Beyond that, Virtual Times Square also features its own call for, um, Supersluts.
"I'm pretty good at finding models," he says. "It's fun. I work hard at it. You really have to make your life about trying to find the models. After a while it gets easier because you have a network built up. I can usually find any person to do pretty much what I want them to do." (And do so safely, he emphasized.)
He also makes a point of emphasizing that he won't use children in any of his photographs. "I'm totally against any child ever being used in pornography. As long as someone's over 18?and for me, I personally wouldn't care if they had to be over 21. As long as someone's an adult and chooses to be involved, then we can have a lot of fun with it."

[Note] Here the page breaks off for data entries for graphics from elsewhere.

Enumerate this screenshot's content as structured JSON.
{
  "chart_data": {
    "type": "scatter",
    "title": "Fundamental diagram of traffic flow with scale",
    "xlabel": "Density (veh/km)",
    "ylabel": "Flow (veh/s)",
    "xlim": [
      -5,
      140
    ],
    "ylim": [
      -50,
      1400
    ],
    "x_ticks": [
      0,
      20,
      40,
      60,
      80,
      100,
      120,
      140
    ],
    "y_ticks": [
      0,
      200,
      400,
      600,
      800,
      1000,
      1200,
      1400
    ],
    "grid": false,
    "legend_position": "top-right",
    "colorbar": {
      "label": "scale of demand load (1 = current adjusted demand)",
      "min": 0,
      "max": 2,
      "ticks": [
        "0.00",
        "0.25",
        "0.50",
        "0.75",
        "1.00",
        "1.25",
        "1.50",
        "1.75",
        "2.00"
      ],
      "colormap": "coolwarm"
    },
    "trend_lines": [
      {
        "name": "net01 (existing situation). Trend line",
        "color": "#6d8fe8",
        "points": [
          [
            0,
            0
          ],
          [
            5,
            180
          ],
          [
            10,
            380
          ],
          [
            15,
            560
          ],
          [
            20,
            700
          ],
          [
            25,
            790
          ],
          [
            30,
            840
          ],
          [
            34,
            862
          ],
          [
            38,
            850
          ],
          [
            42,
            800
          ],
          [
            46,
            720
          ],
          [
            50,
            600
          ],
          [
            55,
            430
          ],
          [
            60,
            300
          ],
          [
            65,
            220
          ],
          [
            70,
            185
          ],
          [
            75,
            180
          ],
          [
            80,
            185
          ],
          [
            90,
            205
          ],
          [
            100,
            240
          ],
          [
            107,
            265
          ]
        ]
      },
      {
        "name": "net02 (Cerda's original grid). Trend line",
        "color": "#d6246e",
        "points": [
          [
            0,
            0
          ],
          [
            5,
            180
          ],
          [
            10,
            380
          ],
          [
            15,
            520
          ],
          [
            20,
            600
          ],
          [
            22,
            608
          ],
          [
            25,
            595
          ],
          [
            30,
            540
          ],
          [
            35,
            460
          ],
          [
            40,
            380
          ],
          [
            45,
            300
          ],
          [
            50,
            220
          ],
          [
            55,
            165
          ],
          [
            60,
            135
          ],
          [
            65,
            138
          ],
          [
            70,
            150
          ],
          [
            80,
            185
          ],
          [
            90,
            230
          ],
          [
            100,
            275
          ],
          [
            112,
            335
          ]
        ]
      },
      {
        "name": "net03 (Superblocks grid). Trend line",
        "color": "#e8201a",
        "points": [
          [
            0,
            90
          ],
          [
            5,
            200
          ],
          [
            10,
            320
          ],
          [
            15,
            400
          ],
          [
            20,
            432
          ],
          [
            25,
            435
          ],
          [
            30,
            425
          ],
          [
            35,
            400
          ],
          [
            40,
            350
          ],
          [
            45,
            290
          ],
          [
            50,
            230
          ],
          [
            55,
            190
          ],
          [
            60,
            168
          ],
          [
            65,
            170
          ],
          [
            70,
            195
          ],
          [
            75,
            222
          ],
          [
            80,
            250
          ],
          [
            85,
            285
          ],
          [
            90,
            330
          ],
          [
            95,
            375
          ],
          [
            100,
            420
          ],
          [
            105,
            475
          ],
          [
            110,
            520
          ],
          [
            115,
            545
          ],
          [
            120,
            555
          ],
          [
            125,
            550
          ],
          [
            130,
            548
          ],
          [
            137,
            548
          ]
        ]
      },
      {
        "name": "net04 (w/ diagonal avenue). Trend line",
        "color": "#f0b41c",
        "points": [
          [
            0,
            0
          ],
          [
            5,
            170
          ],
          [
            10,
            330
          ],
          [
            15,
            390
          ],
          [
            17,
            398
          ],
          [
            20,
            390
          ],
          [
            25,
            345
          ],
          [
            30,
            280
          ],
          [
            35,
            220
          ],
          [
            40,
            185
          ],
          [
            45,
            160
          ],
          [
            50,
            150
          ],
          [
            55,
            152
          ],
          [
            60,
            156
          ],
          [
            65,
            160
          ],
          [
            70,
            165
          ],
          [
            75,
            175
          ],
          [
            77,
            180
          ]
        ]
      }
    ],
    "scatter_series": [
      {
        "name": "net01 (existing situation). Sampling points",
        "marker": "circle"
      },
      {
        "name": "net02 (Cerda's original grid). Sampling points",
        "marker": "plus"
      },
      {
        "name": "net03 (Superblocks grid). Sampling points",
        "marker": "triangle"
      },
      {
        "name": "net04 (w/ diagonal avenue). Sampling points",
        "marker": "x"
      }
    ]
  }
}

"Amateur work is much more exciting than the pro stuff," one of the anonymous pornographers told me. "You're dealing with real tits, real sexual situations. Realism is more exciting for a lot of people than fantasy."
Since Rettep admits that he's only been doing this kind of photography for the past five or six years (and only the last few months in preparation for VTS), I asked him how familiar he had been with the Times Square of yore.
"I've been studying the adult market in video and pictures for probably 30 years," he told me. When I went on to ask him about his favorite old haunts, he explained, "There were so many shops, I just knew where they were, I didn't care what their names were. I used to check out all the different shops. Peep Land used to be great, when you could actually touch the women. But it's all boring now. Hopefully one day it'll come back. You can't keep it down forever."
The Virtual Times Square homepage is designed to look like an old porno theater front?the Harris or the Selwyn, say?with the different sections (the regular cartoon feature "Pork Me Pig," the chat room, etc.) lit up on the marquee. To be honest, though, it looks a lot cleaner and more inviting than the actual theaters ever did. Until, of course, you step inside. The only thing that's missing is the sharp reek of Pine Sol.
For those more interested in celebrating the new cleaner, safer, friendlier Times Square on the Internet, there's always the live EarthCam (located at Broadway and 46th), which will show you live pictures of a very nice Panasonic billboard 24 hours a day.